The surprising effect the Pill could have on asthma attacks

A new study that followed thousands of women with asthma for nearly two decades found that those who regularly used birth control pills experienced fewer asthma flare-ups (via WebMD). The research, published this month in the journal Thorax, involved tracking the asthma symptoms of more than 83,000 women ages 16 to 45 for 17 years. Using prescription and hospital records, the study found what could be a "small" protective effect after using birth control pills for at least three years, the researchers said.

The findings don't prove a cause-and-effect relationship, study author Bright Nwaru of the University of Gothenburg in Sweden, said.
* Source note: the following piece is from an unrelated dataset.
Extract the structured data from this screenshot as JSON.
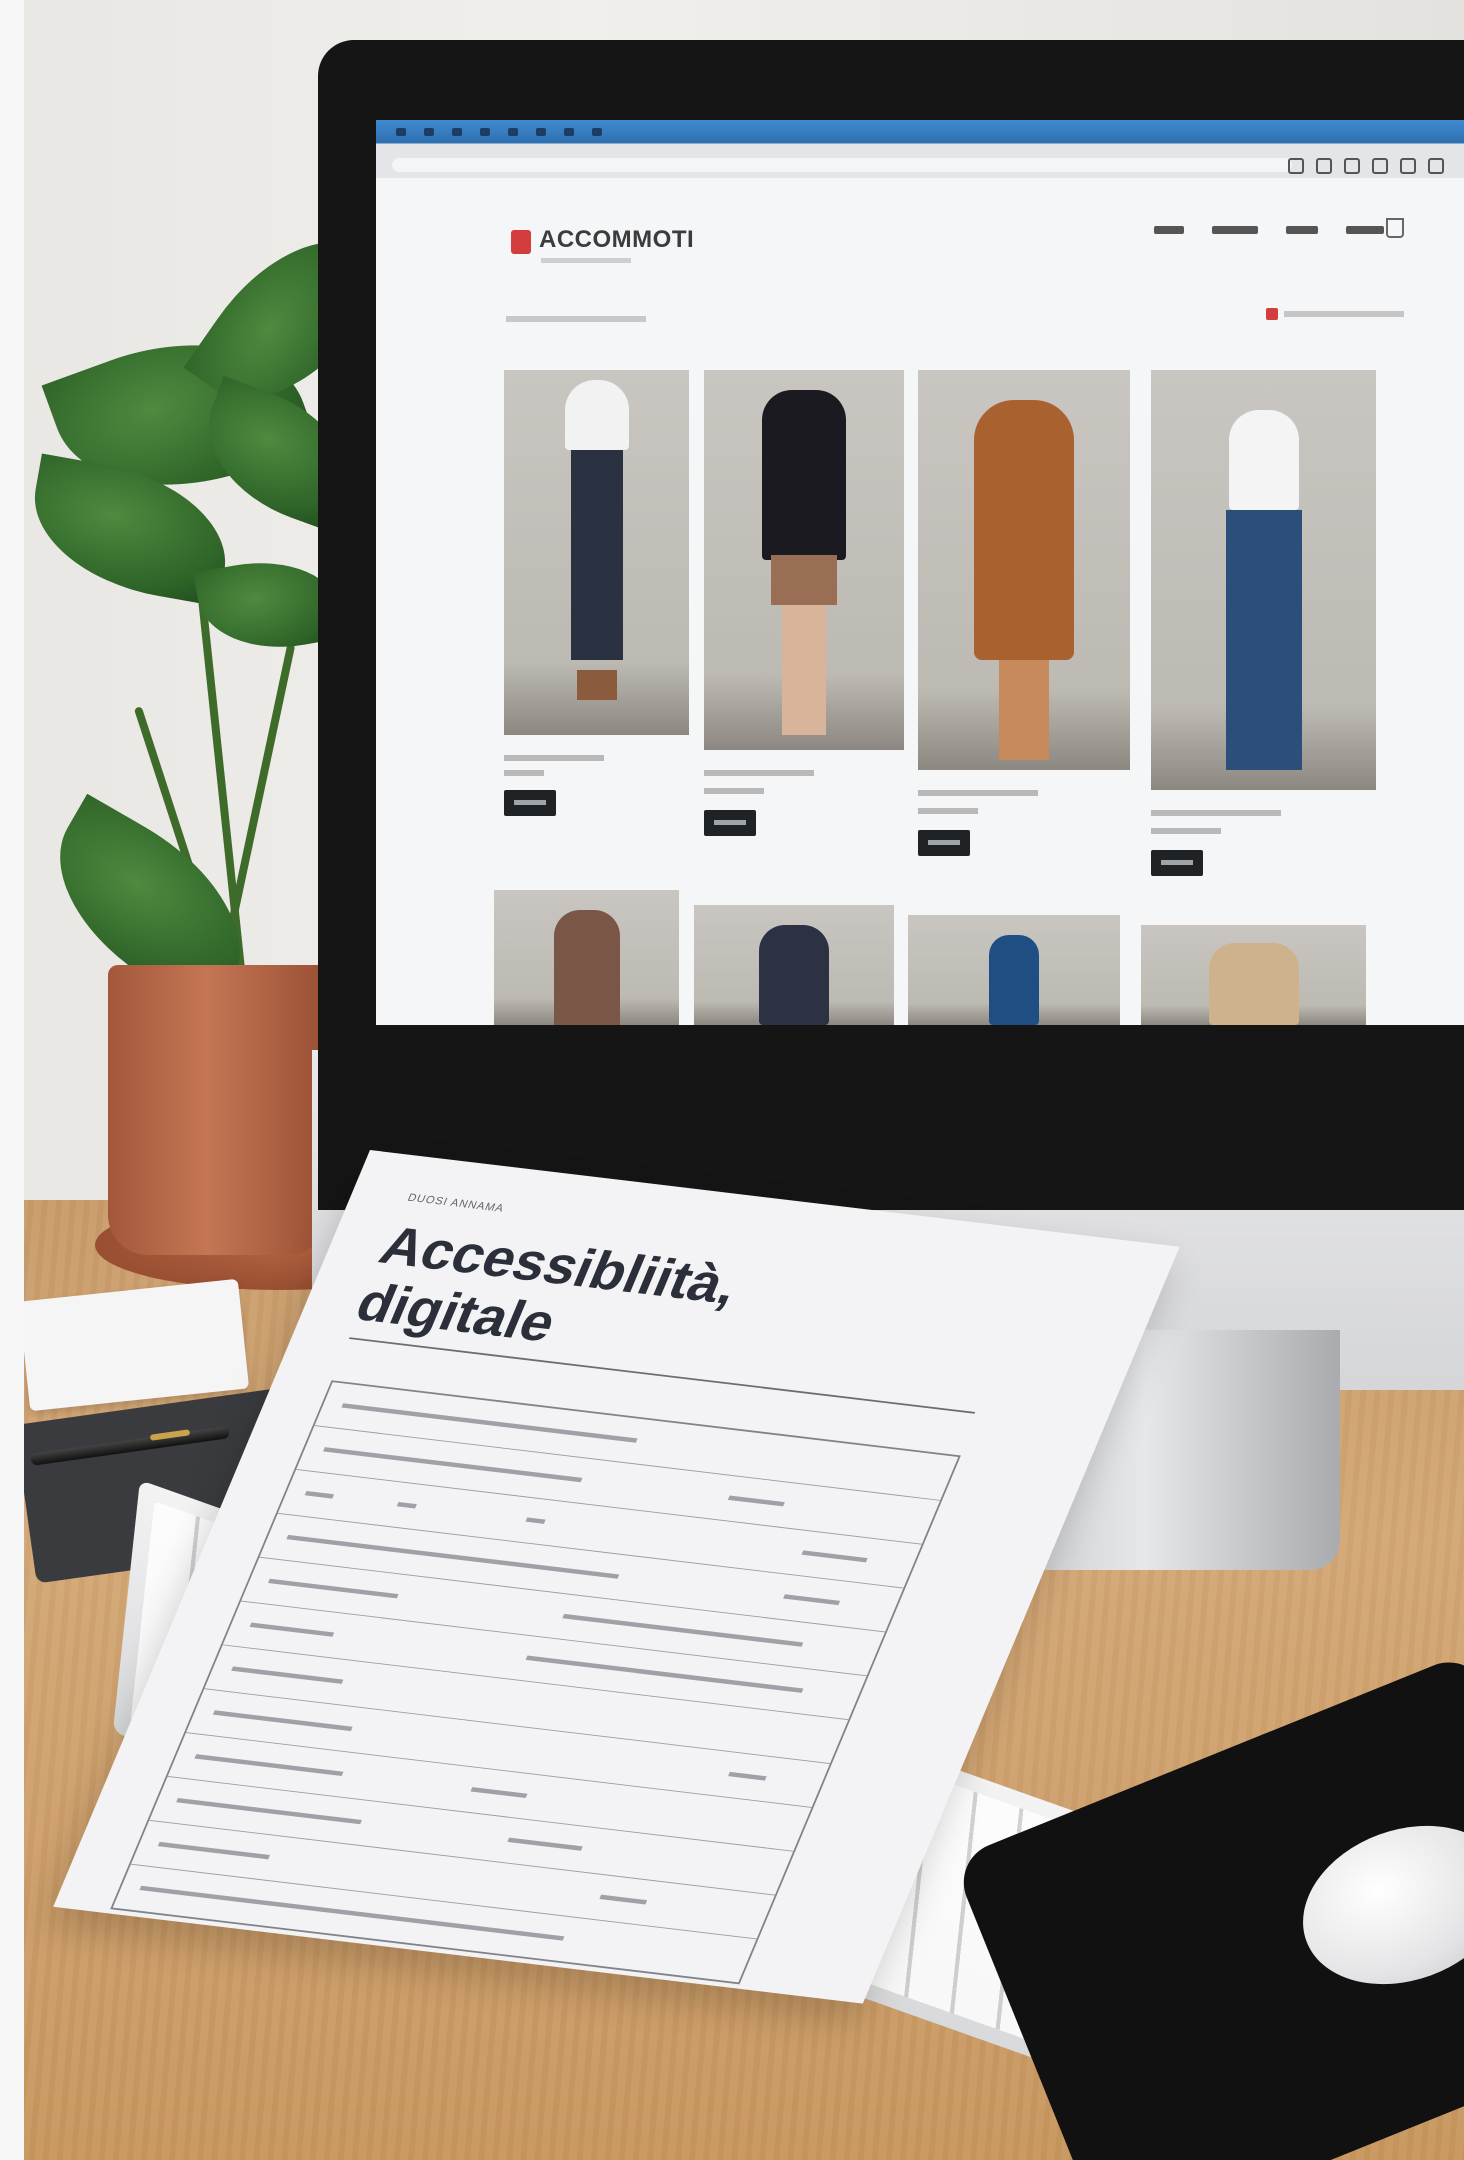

Rather, the study may confirm what some women with asthma have suspected: that their symptoms flare at certain points during their menstrual cycle, perhaps because of fluctuating hormone levels. "Anecdotal evidence suggests that some women with menstrual-related asthma appear to get relief by taking hormonal contraceptives," Nwaru said.

Estrogen levels can affect asthma

Just to be clear: No one is suggesting that women take birth control pills specifically to manage asthma. "This is just a link — so it's not enough [evidence] to use the pill as a treatment," Dr. Purvi Parikh, a clinical assistant professor at NYU Grossman School of Medicine in New York City and national spokeswoman for the Allergy and Asthma Network, told WebMD.

However, other evidence shows that estrogen levels can affect asthma. For instance, boys are more likely to develop asthma before puberty than girls are, but after puberty, the reverse is true, Parikh said. In addition, about one-third of pregnant women with asthma notice that their symptoms improve, while about just as many see them worsen, said Parikh.

The women who took combined birth control pills (those containing estrogen/progestin) were slightly less likely to have severe asthma attacks, meaning those that required treatment with oral corticosteroids, an ER visit, or a hospital admission. The researchers stressed that the protective effect was small — about 6 percent to 9 percent for women who used birth control for at least three years. But because of the large number of participants, Nwaru called the study "robust."